As descobertas serão checadas por outra pessoa, que navegará pela
região. Depois dessa verificação, as informações se tornarão acessíveis
ao público.
Frank conta que a ideia de registrar o que existe no
lago veio da percepção de mudanças e da vontade de contribuir para a
conscientização da população. Dono de uma escola de mergulho que promove
aulas no local aos fins de semana, ele diz que vinha notando migrações e
extinções de espécies de peixes e outros animais, bem como encontrando
bastante lixo, inclusive objetos inusitados como banco de cimento e até
um orelhão telefônico. Mapeando e registrando o Lago Paranoá e sua
riqueza, ele espera sensibilizar a população para que cuide do local e
também valorize a história da cidade. Além disso, o projeto objetiva
estimular a preservação ambiental.
“Mergulhando, nós descobrimos,
por exemplo, pontos de reprodução de espécies de peixes, exatamente em
áreas destinadas ao turismo e à pesca pelo plano de manejo do lago. Por
isso, acreditamos que o projeto pode ampliar a proteção de determinados
locais. Sem informação científica, o próprio governo errou ao mapear o
lago”, diz Bastos.
Segundo
ele, o projeto também resultará no mapeamento das espécies, com a
elaboração de um catálogo específico da vida encontrada no lago que
deverá auxiliar pesquisas e discussões sobre os usos do lago.

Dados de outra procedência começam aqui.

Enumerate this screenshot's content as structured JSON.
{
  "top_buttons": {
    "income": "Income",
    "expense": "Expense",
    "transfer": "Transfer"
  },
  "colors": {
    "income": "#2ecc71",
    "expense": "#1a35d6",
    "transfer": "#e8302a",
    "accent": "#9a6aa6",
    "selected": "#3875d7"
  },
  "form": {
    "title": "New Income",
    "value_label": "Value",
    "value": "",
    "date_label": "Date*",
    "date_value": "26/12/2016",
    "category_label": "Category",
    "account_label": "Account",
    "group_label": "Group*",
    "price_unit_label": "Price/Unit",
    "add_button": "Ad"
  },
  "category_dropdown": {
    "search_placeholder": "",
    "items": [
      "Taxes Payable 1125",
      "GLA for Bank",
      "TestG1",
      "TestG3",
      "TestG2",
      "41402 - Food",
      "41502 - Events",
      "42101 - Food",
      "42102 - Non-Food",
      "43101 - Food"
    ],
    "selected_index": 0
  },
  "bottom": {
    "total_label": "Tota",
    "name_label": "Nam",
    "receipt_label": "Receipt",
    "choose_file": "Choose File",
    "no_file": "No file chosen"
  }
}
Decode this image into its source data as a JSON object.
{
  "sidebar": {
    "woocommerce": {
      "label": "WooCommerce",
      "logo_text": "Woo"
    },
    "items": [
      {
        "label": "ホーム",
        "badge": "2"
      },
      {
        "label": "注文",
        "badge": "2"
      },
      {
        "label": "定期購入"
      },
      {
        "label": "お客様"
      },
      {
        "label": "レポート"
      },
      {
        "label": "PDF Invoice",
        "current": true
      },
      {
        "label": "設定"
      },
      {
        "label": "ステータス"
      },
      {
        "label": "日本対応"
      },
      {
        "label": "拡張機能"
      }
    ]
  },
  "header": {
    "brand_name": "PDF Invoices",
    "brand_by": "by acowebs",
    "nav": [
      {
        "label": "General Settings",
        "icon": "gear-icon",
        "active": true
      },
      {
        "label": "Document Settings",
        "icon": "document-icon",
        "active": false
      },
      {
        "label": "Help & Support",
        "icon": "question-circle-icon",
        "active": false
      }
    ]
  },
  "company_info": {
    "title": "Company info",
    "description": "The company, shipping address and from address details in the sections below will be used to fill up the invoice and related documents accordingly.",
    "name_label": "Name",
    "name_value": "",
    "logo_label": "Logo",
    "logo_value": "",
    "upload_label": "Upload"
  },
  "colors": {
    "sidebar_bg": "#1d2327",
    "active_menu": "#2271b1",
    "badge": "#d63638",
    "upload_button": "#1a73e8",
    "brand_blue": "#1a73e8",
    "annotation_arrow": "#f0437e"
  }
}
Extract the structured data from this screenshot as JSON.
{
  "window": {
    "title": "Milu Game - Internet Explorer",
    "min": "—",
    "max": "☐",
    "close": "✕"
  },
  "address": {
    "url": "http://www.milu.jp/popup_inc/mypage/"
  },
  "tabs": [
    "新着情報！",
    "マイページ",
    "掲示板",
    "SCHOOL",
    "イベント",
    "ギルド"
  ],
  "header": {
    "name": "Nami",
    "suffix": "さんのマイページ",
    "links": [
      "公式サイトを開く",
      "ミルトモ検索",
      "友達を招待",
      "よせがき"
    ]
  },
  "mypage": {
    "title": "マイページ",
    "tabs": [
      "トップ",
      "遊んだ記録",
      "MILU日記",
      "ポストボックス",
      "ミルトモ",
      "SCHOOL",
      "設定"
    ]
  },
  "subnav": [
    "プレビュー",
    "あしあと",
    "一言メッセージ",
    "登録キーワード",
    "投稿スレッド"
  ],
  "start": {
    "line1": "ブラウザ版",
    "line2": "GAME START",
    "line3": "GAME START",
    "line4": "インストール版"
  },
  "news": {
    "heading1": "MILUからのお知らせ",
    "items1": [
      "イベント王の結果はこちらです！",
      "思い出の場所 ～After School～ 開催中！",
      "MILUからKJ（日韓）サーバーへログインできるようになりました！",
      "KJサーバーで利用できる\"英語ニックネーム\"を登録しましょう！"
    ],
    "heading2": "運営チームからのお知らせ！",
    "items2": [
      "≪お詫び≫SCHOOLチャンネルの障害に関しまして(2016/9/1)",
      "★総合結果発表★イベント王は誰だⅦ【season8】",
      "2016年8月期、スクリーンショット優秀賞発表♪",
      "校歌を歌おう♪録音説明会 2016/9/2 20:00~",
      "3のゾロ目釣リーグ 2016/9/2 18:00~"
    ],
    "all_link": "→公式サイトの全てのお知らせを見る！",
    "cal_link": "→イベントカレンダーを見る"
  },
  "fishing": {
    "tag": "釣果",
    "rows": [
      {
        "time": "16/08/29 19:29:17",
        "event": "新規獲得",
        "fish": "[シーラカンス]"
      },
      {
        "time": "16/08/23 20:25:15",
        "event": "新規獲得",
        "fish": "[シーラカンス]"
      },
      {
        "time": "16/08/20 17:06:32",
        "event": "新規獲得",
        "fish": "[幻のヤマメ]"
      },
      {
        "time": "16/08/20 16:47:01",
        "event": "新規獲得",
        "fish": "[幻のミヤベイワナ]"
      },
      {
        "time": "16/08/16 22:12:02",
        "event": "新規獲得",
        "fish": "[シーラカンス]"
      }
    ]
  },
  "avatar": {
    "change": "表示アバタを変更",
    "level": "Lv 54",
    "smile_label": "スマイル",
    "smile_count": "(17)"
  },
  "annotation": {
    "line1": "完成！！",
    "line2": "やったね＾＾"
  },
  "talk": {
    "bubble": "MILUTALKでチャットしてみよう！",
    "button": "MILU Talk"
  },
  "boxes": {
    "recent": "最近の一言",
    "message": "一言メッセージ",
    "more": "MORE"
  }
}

Para que
tudo isso seja alcançado, Bastos espera que historiadores e biólogos se
somem à iniciativa, que até agora agrega diferentes escolas de mergulho
da capital.
Restos de casas, fazendas, estátuas, carros, ônibus e
até um cânion são exemplos do que já foi encontrado e filmado pelos
mergulhadores. Parte desses objetos estava a 15 metros abaixo da água,
mas há áreas do lago com 40 metros de profundidade, que exigem diversos
mergulhos para serem registradas. Alguns dos vestígios são conhecidos do
público, pois foram registrados pelo repórter fotográfico Beto Barata,
autor do livro Brasília Submersa – o Fundo do Lago Paranoá, de
2010. A novidade do projeto de georreferenciamento é a utilização de
vídeos, bem como a elaboração colaborativa das informações.
Vila submersa
“Nós
não temos objetivo comercial, não colocamos marcas para que todas as
pessoas possam se envolver, mas um resultado provável é o aumento do
turismo”, comenta Bastos. Com a divulgação das imagens, outras pessoas
devem aprender a mergulhar para fazerem parte da iniciativa. Neste fim
de semana, 18 mergulhadores devem submergir na área da Vila Amaury.
Parte do grupo conhecerá o lugar pela primeira vez e passará a ajudar no
mapeamento da região rica em história.
A vila abrigava cerca de
16 mil candangos que trabalhavam para erguer a cidade e suas famílias e
foram transferidos para Sobradinho, cidade próxima a Brasília, após o
lago encher. Lá, eles devem encontrar partes dos barracos e utensílios
domésticos. Conforme a professora do Centro de Excelência em Turismo
(CET), da Universidade de Brasília (UnB), quando as comportas se abriram
e levaram à inundação do local, “as pessoas queriam salvar a si
próprias, por isso deixaram muitas coisas lá, como documentos,
brinquedos”.
Autora do livro Uma Cidade Encantada – Memórias da Vila Amaury em Brasília, que também está disponível na internet,
Ivany Neiva conta que o registro oficial nunca valorizou essa história.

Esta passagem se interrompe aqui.